Had it not been for his patience and vision and extraordinary leadership under some difficult pressure, I’d probably be renting surfboards at Second Beach in Middletown, Rhode Island. He is where I get the quote I use routinely when I counsel young people. “A leader is responsible for helping others see something in themselves and then helping them maximize their potential.” He did that in spades for me.
That said, and lest you get the impression that he’s a softie, I received many a tongue-lashing from OC, and it was invariably as tough as anything I got at home. Maybe it’s something about Rhode Islanders—is there an independence and toughness in the people that come from that state?
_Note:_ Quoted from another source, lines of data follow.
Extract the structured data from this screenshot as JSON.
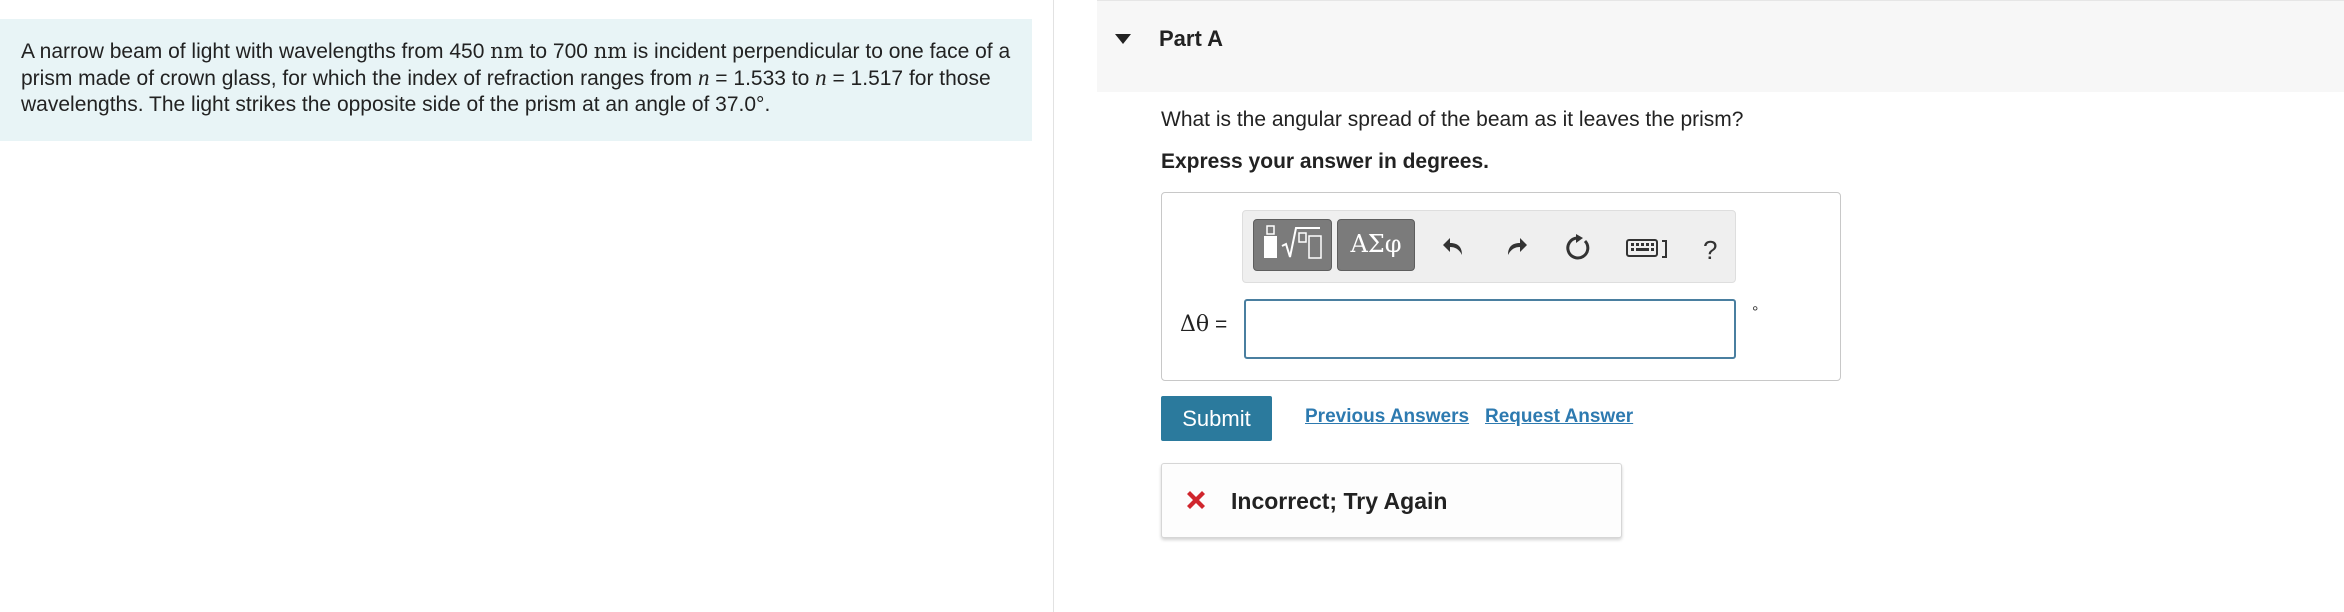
{
  "problem": {
    "seg1": "A narrow beam of light with wavelengths from 450 ",
    "unit1": "nm",
    "seg2": " to 700 ",
    "unit2": "nm",
    "seg3": " is incident perpendicular to one face of a",
    "line2_a": "prism made of crown glass, for which the index of refraction ranges from ",
    "var1": "n",
    "line2_b": " = 1.533 to ",
    "var2": "n",
    "line2_c": " = 1.517 for those",
    "line3": "wavelengths. The light strikes the opposite side of the prism at an angle of 37.0°."
  },
  "part": {
    "title": "Part A",
    "question": "What is the angular spread of the beam as it leaves the prism?",
    "instruction": "Express your answer in degrees."
  },
  "toolbar": {
    "symbols_label": "ΑΣφ",
    "help_label": "?",
    "icons": [
      "templates-icon",
      "undo-icon",
      "redo-icon",
      "reset-icon",
      "keyboard-icon",
      "help-icon"
    ]
  },
  "answer": {
    "label_var": "Δθ",
    "label_eq": " =",
    "value": "",
    "placeholder": "",
    "unit": "°"
  },
  "actions": {
    "submit": "Submit",
    "previous_answers": "Previous Answers",
    "request_answer": "Request Answer"
  },
  "feedback": {
    "text": "Incorrect; Try Again",
    "status_color": "#d0262d"
  },
  "colors": {
    "accent": "#2b7a9d",
    "link": "#2d7ab0",
    "problem_bg": "#e8f4f6"
  }
}
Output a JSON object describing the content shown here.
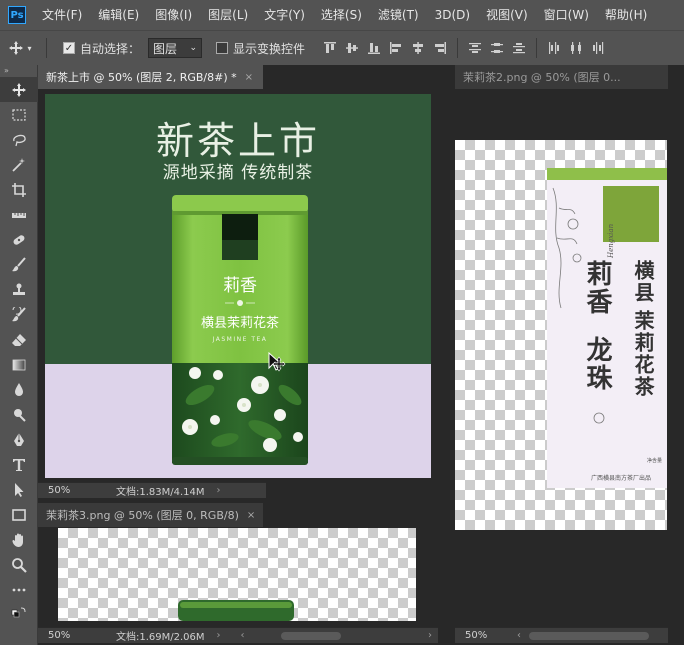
{
  "app": {
    "logo": "Ps"
  },
  "menu": [
    "文件(F)",
    "编辑(E)",
    "图像(I)",
    "图层(L)",
    "文字(Y)",
    "选择(S)",
    "滤镜(T)",
    "3D(D)",
    "视图(V)",
    "窗口(W)",
    "帮助(H)"
  ],
  "options": {
    "auto_select_label": "自动选择：",
    "auto_select_checked": true,
    "layer_select_value": "图层",
    "show_transform_label": "显示变换控件",
    "show_transform_checked": false
  },
  "toolbar": {
    "collapse": "»"
  },
  "doc1": {
    "tab_title": "新茶上市 @ 50% (图层 2, RGB/8#) *",
    "close": "×",
    "zoom": "50%",
    "docsize": "文档:1.83M/4.14M",
    "canvas": {
      "headline": "新茶上市",
      "subheadline": "源地采摘 传统制茶",
      "tin_name": "莉香",
      "tin_product": "横县茉莉花茶",
      "tin_english": "JASMINE TEA",
      "colors": {
        "top_bg": "#31583a",
        "bottom_bg": "#ddd3ea",
        "tin_green": "#7fc241"
      }
    }
  },
  "doc2": {
    "tab_title": "茉莉茶2.png @ 50% (图层 0...",
    "zoom": "50%",
    "canvas": {
      "brand_vertical_1": "莉香",
      "brand_vertical_2": "龙珠",
      "product_vertical_1": "横县",
      "product_vertical_2": "茉莉花茶",
      "side_english": "Hengxian",
      "net_weight": "净含量",
      "maker": "广西横县南方茶厂出品"
    }
  },
  "doc3": {
    "tab_title": "茉莉茶3.png @ 50% (图层 0, RGB/8)",
    "close": "×",
    "zoom": "50%",
    "docsize": "文档:1.69M/2.06M"
  }
}
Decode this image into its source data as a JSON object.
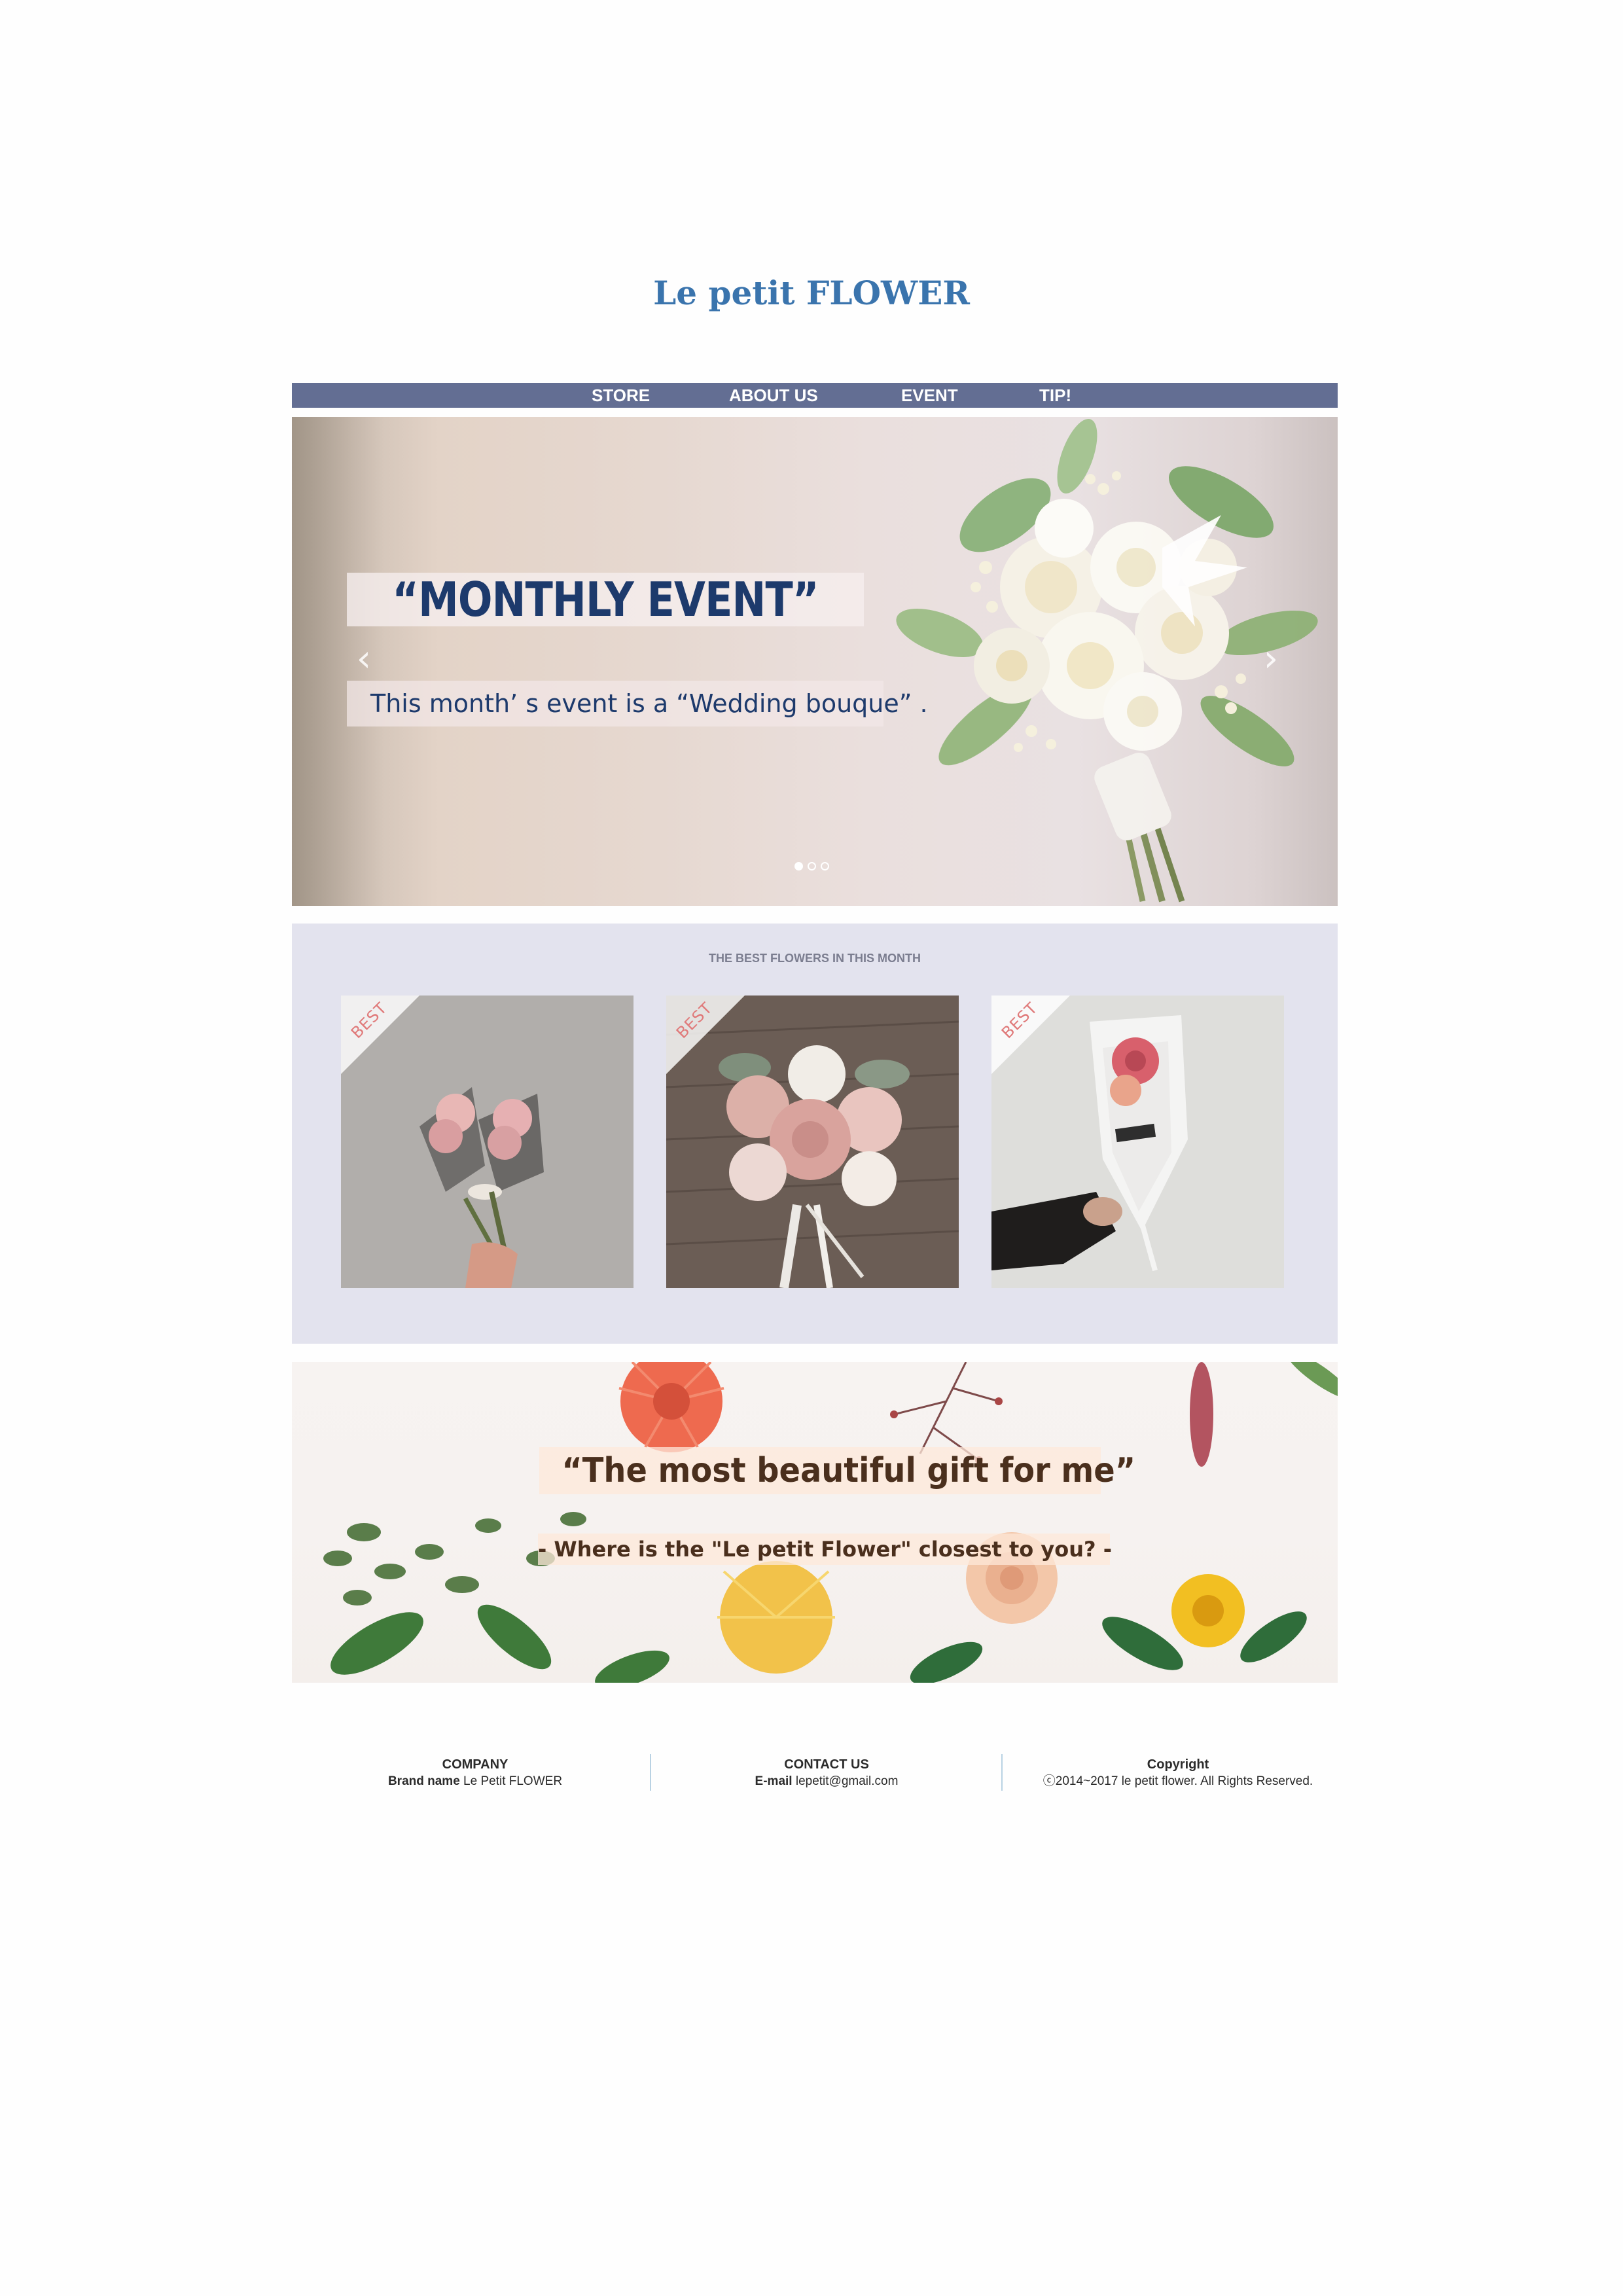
{
  "header": {
    "logo": "Le petit FLOWER"
  },
  "nav": {
    "items": [
      {
        "label": "STORE"
      },
      {
        "label": "ABOUT US"
      },
      {
        "label": "EVENT"
      },
      {
        "label": "TIP!"
      }
    ]
  },
  "hero": {
    "title": "“MONTHLY EVENT”",
    "subtitle": "This month’ s event is a “Wedding bouque” .",
    "prev_icon": "chevron-left-icon",
    "next_icon": "chevron-right-icon",
    "slide_count": 3,
    "active_slide": 1
  },
  "best": {
    "heading": "THE BEST FLOWERS IN THIS MONTH",
    "badge": "BEST",
    "cards": [
      {
        "badge": "BEST"
      },
      {
        "badge": "BEST"
      },
      {
        "badge": "BEST"
      }
    ]
  },
  "banner": {
    "title": "“The most beautiful gift for me”",
    "subtitle": "- Where is the \"Le petit Flower\" closest to you? -"
  },
  "footer": {
    "company": {
      "heading": "COMPANY",
      "label": "Brand name",
      "value": "Le Petit FLOWER"
    },
    "contact": {
      "heading": "CONTACT US",
      "label": "E-mail",
      "value": "lepetit@gmail.com"
    },
    "copyright": {
      "heading": "Copyright",
      "text": "ⓒ2014~2017 le petit flower. All Rights Reserved."
    }
  },
  "colors": {
    "logo": "#3a74ad",
    "nav_bg": "#636e93",
    "best_bg": "#e3e3ee",
    "hero_text": "#1d3a6c",
    "banner_text": "#4a2f1d",
    "badge_text": "#e07a7a"
  }
}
As most stories do, the Grenada story grew legs over time. Some said that I violated orders; I never did. That I jumped on an airplane to go to war; I did. That if it wasn’t for the rescue of the paratroopers, I might have been court-martialed; I doubt it.… Believe me, an ass-chewing from O’Connell was worse than any court-martial, and he gave me many. However, our platoon performed well on Grenada. We were there for only a few weeks, and the Cubans weren’t that effective at anything.
Overall, the mythology of the Flynn Deployment to Grenada would live with me for my entire career, but when I look back it was what you would expect and want of a young platoon leader. Not only were the results successful, but the experience showed me that it’s vital to give your mid- and junior-level officers and Non-Commissioned Officers (NCOs) plenty of running room. They are the keys to winning modern war, as was later proven in Iraq and Afghanistan.